Through design and parameter optimization, DOCOMO’s proprietary LAM was built using less than one day of computation, equivalent to approximately 145 GPU hours, on a GPU server equipped with eight NVIDIA A100 (40GB) units.

According to NTT, “As companies aim to enhance customer satisfaction and create new revenue opportunities, advancing marketing strategies has become a key challenge. Until recently, most companies relied on ‘segment marketing’, which groups customers based on attributes such as age or gender and provides tailored proposals to each group. In recent years, however, “1-to-1 marketing,” which offers personalised proposals for each individual customer, has been gaining attention, creating a need for more precise customer understanding.”

The company says that to effectively implement 1-to-1 marketing, it is essential to utilise sequential behavioural data obtained from various daily customer touchpoints and to understand customer needs based on the entire process leading up to product purchases or service subscriptions, known as the customer journey.

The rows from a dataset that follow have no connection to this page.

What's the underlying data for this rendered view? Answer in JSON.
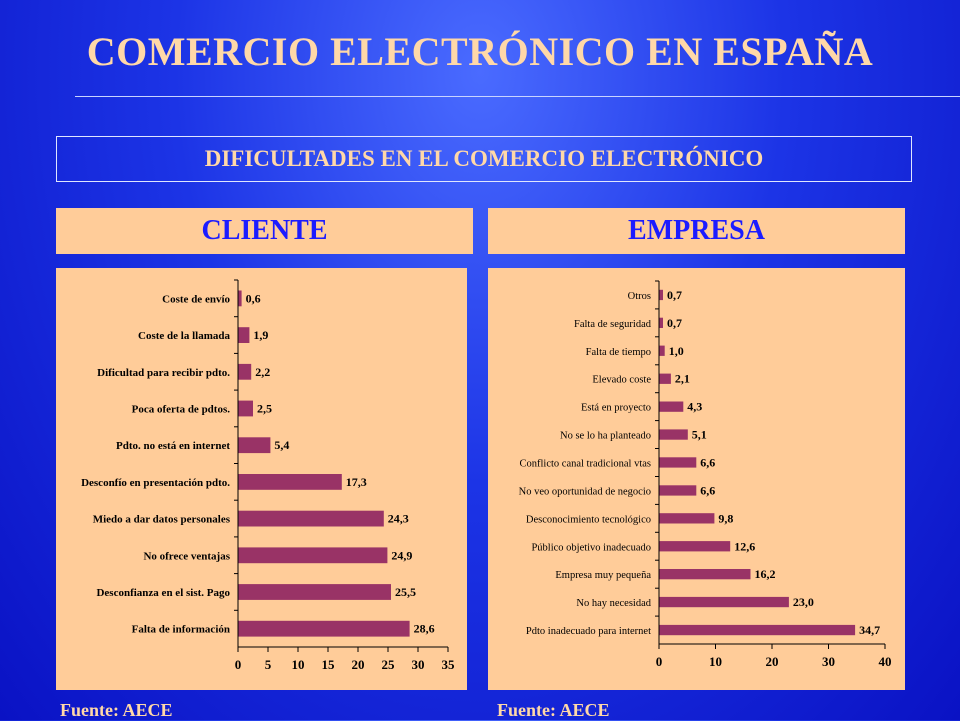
{
  "title": "COMERCIO ELECTRÓNICO EN ESPAÑA",
  "subtitle": "DIFICULTADES EN EL COMERCIO ELECTRÓNICO",
  "sections": {
    "left": "CLIENTE",
    "right": "EMPRESA"
  },
  "sources": {
    "left": "Fuente: AECE",
    "right": "Fuente: AECE"
  },
  "colors": {
    "bar": "#993366",
    "panel": "#ffcc99",
    "header_text": "#1c1cff",
    "title_text": "#ffd8a8"
  },
  "chart_data": [
    {
      "type": "bar",
      "orientation": "horizontal",
      "panel": "CLIENTE",
      "categories": [
        "Coste de envío",
        "Coste de la llamada",
        "Dificultad para recibir pdto.",
        "Poca oferta de pdtos.",
        "Pdto. no está en internet",
        "Desconfío en presentación pdto.",
        "Miedo a dar datos personales",
        "No ofrece ventajas",
        "Desconfianza en el sist. Pago",
        "Falta de información"
      ],
      "values": [
        0.6,
        1.9,
        2.2,
        2.5,
        5.4,
        17.3,
        24.3,
        24.9,
        25.5,
        28.6
      ],
      "value_labels": [
        "0,6",
        "1,9",
        "2,2",
        "2,5",
        "5,4",
        "17,3",
        "24,3",
        "24,9",
        "25,5",
        "28,6"
      ],
      "xlim": [
        0,
        35
      ],
      "xticks": [
        0,
        5,
        10,
        15,
        20,
        25,
        30,
        35
      ],
      "grid": false
    },
    {
      "type": "bar",
      "orientation": "horizontal",
      "panel": "EMPRESA",
      "categories": [
        "Otros",
        "Falta de seguridad",
        "Falta de tiempo",
        "Elevado coste",
        "Está en proyecto",
        "No se lo ha planteado",
        "Conflicto canal tradicional vtas",
        "No veo oportunidad de negocio",
        "Desconocimiento tecnológico",
        "Público objetivo inadecuado",
        "Empresa muy pequeña",
        "No hay necesidad",
        "Pdto inadecuado para internet"
      ],
      "values": [
        0.7,
        0.7,
        1.0,
        2.1,
        4.3,
        5.1,
        6.6,
        6.6,
        9.8,
        12.6,
        16.2,
        23.0,
        34.7
      ],
      "value_labels": [
        "0,7",
        "0,7",
        "1,0",
        "2,1",
        "4,3",
        "5,1",
        "6,6",
        "6,6",
        "9,8",
        "12,6",
        "16,2",
        "23,0",
        "34,7"
      ],
      "xlim": [
        0,
        40
      ],
      "xticks": [
        0,
        10,
        20,
        30,
        40
      ],
      "grid": false
    }
  ]
}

However, because the frequency and format of data differ across touchpoints, integrating and analysing time-series data has been technically challenging. For example, app usage generates high-frequency operational logs, while in-store data mainly consists of lower-frequency data such as purchased items and payment methods. Integrating these diverse datasets in a unified manner is difficult and when trying to further account for combinations and sequences of customer interactions, the complexity and computational cost of analysis increase significantly.

Meanwhile, NTT says it has been conducting research and development on an AI technology called LAM, which learns and predicts patterns of behavioural sequences in time-series data that includes both numerical and categorical data. 

Transformer-based model

This technology has an architecture similar to large language models (LLMs) and enables future behaviour prediction with a Transformer-based model i.e. a type of neural network architecture used in deep learning with particular relevance to Natural Language Processing (NLP) that employs a mechanism called self-attention.

In this collaboration inside the NTT Group, the two companies integrated their respective technologies. By using DOCOMO’s CX Analytics Platform to consolidate customer data into time-series form and applying NTT’s LAM with an optimised tuning method, they built DOCOMO’s proprietary LAM, achieving reductions in computational cost.